El 15 de agosto, Japón se rindió. La sangrienta marcha del imperio japonés por Asia había terminado. Pero el impacto en la población civil persistió, tanto en los países invadidos por las Fuerzas Armadas Imperiales Japonesas como en su propio país, donde se había producido un Armagedón nuclear en dos ocasiones.
Lo que quedó de Nagasaki e Hiroshima no fueron simplemente enormes cementerios de escombros, sino la fuerza de los sobrevivientes, que comenzaron a reconstruir sus vidas y luego sus ciudades.

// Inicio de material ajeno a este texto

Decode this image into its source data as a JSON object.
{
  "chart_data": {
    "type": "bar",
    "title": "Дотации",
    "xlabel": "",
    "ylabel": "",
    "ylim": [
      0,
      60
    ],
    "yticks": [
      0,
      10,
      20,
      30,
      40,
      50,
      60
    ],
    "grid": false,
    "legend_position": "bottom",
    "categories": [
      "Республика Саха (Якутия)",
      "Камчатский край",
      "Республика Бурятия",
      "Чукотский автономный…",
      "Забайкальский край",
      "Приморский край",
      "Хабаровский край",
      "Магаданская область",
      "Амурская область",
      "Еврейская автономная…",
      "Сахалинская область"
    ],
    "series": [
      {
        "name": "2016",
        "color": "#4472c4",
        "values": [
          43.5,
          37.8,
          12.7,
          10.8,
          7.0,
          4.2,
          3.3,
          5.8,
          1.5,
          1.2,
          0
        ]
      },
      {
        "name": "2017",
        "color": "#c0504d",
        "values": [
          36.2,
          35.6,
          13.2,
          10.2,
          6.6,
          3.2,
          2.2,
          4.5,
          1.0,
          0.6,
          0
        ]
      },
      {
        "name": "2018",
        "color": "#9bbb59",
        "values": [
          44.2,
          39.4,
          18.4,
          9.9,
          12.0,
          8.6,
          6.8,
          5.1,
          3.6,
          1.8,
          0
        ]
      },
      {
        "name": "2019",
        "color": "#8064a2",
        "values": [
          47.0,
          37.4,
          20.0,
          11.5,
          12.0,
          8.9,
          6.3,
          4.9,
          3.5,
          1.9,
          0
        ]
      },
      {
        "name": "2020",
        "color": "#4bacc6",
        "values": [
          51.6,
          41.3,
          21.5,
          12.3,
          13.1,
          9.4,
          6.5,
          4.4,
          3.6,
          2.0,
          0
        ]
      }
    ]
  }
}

Fumiyo Kono, de 56 años, escribió una exitosa serie de manga sobre la guerra, que dio lugar a una película, una serie de televisión y un musical de éxito. Aunque nació mucho después, incluso pensar en el día del bombardeo de Hiroshima, según ella, le revolvía el estómago. En sus visitas a un museo en memoria de las víctimas, no lo soportaba. No sabía qué hacer.

“Tal vez un día la respuesta venga de tu corazón”, dijo, sobre cómo procesar la devastación de su ciudad natal.
Lo único que podía hacer era dibujar: una nube en forma de hongo, una familia y una historia que se desarrollaba a partir de ahí.